Organizational Form and Insurance Company Performance: Stocks Versus Mutuals
Florida State University - College of Business; Florida State University - College of Law; California State University, Northridge - Department of Finance, Real Estate, & Insurance
William M. Gentry
Williams College - Department of Economics
W. Kip Viscusi
Vanderbilt University - Law School; National Bureau of Economic Research (NBER); Vanderbilt University - Department of Economics; Vanderbilt University - Owen Graduate School of Management; Vanderbilt University - Strategy and Business Economics
Richard J. Zeckhauser
Harvard University - Harvard Kennedy School (HKS); National Bureau of Economic Research (NBER)
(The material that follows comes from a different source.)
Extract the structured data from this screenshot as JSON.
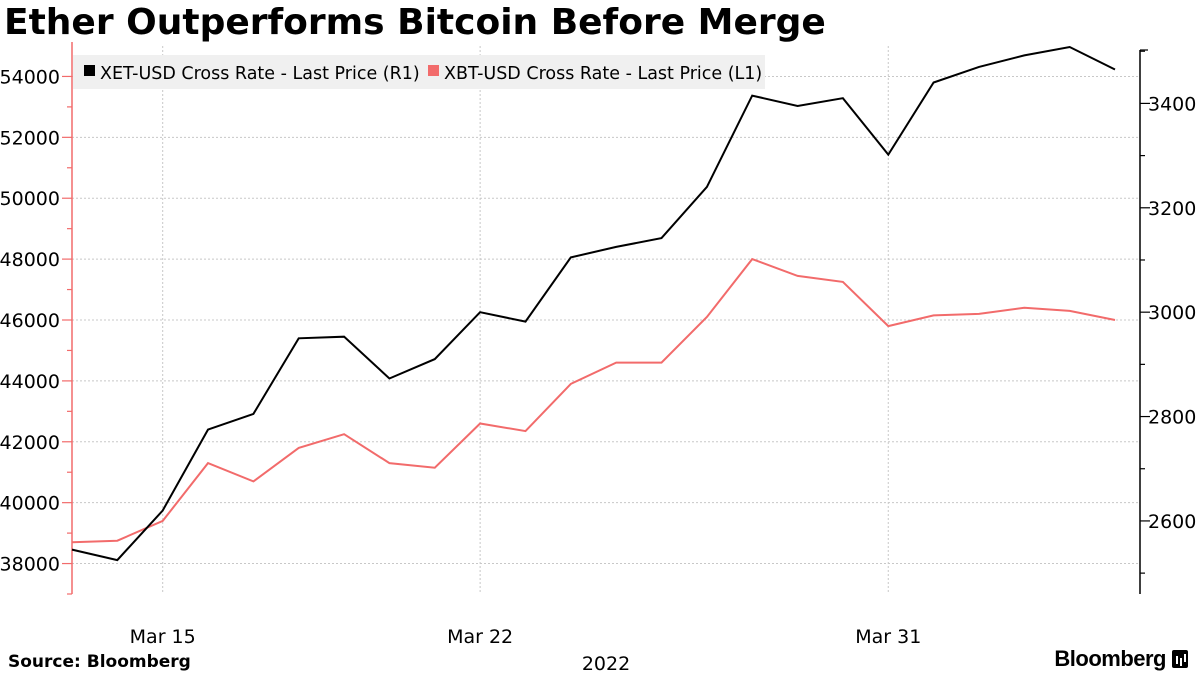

NBER Working Paper No. w5246
One unusual feature of the U.S. property-casualty insurance industry is the coexistence of stock and mutual companies. This paper explores the performance of these forms in the industry through a dynamic assessment of how mutual and stock insurance companies respond to differences in their underwriting environment. Agency theories suggest that the stock company may be more 'opportunistic' and less obligated to their insureds than mutuals. This article assesses the responses by stock and mutual firms to changes in the underwriting environment from 1984 to 1991, using measures of individual firms' performance, by state and by line, in eight different lines of insurance. Stock companies are more likely than mutuals to reduce their business in unprofitable situations, and have higher losses than mutuals for a given amount of premiums.